Speaking at the inaugural West Africa Economic Summit (WAES) on Saturday, held at the Bola Ahmed Tinubu International Conference Centre in Abuja, President Tinubu urged West African nations to move away from the longstanding practice of exporting raw minerals without local value addition — a trend he referred to as “pit-to-port dependency.”

He called for bold investment in regional value chains, manufacturing, and innovation, emphasizing the urgency of transforming the region’s economic model.

“The era of warm pit to the port must end. We must turn our mineral wealth into domestic economic value, jobs, technology, and manufacturing,” he said.

“To be resource-rich is not enough — we must become value-chain smart and invest in local processing and regional manufacturing.”

President Tinubu, speaking in his capacity as ECOWAS Chairman, warned that intraregional trade across West Africa remains below 10 percent — a gap he attributed not to lack of political will, but to inadequate coordination and infrastructure.

“Opportunity alone does not guarantee transformation. The global economy will not wait for West Africa to get its hands together — nor should we,” he said.

“Rather than competing in isolation or depending on external partners, we must strengthen our regional value chains, invest in infrastructure, and harmonize our policies.”

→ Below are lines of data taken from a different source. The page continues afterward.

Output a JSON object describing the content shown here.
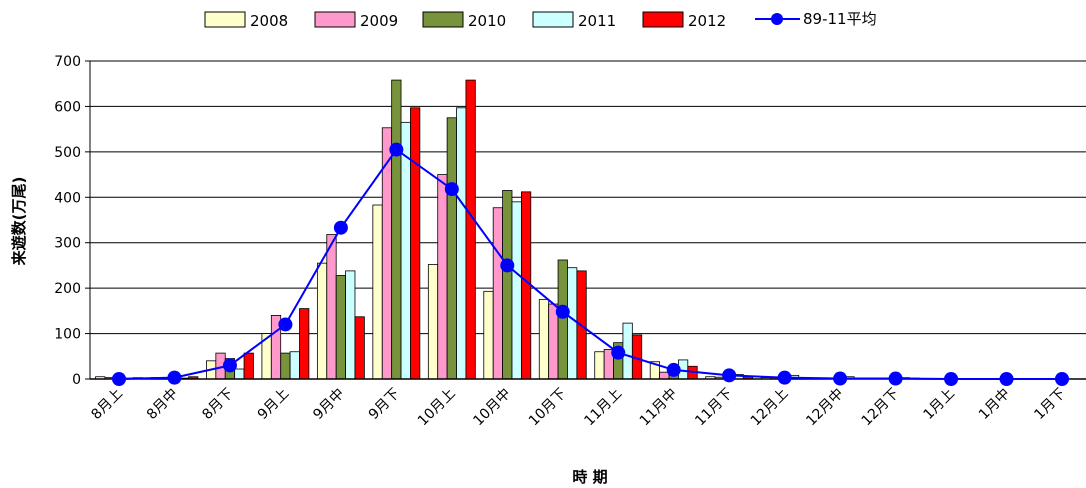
{
  "chart_data": {
    "type": "bar",
    "xlabel": "時 期",
    "ylabel": "来遊数(万尾)",
    "ylim": [
      0,
      700
    ],
    "yticks": [
      0,
      100,
      200,
      300,
      400,
      500,
      600,
      700
    ],
    "grid": false,
    "legend_position": "top",
    "categories": [
      "8月上",
      "8月中",
      "8月下",
      "9月上",
      "9月中",
      "9月下",
      "10月上",
      "10月中",
      "10月下",
      "11月上",
      "11月中",
      "11月下",
      "12月上",
      "12月中",
      "12月下",
      "1月上",
      "1月中",
      "1月下"
    ],
    "series": [
      {
        "name": "2008",
        "type": "bar",
        "color": "#ffffcc",
        "values": [
          5,
          3,
          40,
          100,
          255,
          383,
          252,
          193,
          175,
          60,
          38,
          5,
          3,
          2,
          2,
          0,
          0,
          0
        ]
      },
      {
        "name": "2009",
        "type": "bar",
        "color": "#ff99cc",
        "values": [
          3,
          2,
          57,
          140,
          318,
          553,
          450,
          377,
          165,
          65,
          15,
          4,
          3,
          1,
          1,
          0,
          0,
          0
        ]
      },
      {
        "name": "2010",
        "type": "bar",
        "color": "#77933c",
        "values": [
          3,
          5,
          45,
          57,
          228,
          658,
          575,
          415,
          262,
          80,
          28,
          8,
          5,
          3,
          2,
          0,
          0,
          0
        ]
      },
      {
        "name": "2011",
        "type": "bar",
        "color": "#ccffff",
        "values": [
          2,
          2,
          22,
          60,
          238,
          565,
          597,
          390,
          245,
          123,
          42,
          10,
          8,
          5,
          3,
          0,
          0,
          0
        ]
      },
      {
        "name": "2012",
        "type": "bar",
        "color": "#ff0000",
        "values": [
          3,
          5,
          57,
          155,
          137,
          597,
          658,
          412,
          238,
          97,
          28,
          5,
          3,
          2,
          2,
          0,
          0,
          0
        ]
      },
      {
        "name": "89-11平均",
        "type": "line",
        "color": "#0000ff",
        "values": [
          0,
          3,
          30,
          120,
          333,
          505,
          418,
          250,
          148,
          58,
          20,
          8,
          3,
          1,
          1,
          0,
          0,
          0
        ]
      }
    ]
  }
}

Highlighting the region’s youthful population as its greatest untapped asset, Tinubu cautioned that it could become a burden if not supported through education, digital infrastructure, and enterprise development.

“Our prosperity depends on regional supply chains, energy networks, and data frameworks. We must design them together — or they will collapse separately.”

“From the Lagos-to-Abidjan highway and the West African Power Pool to creative industry initiatives, our joint projects show what’s possible when we collaborate. But we must now move from declarations to concrete deals — from policy frameworks to practical implementation.”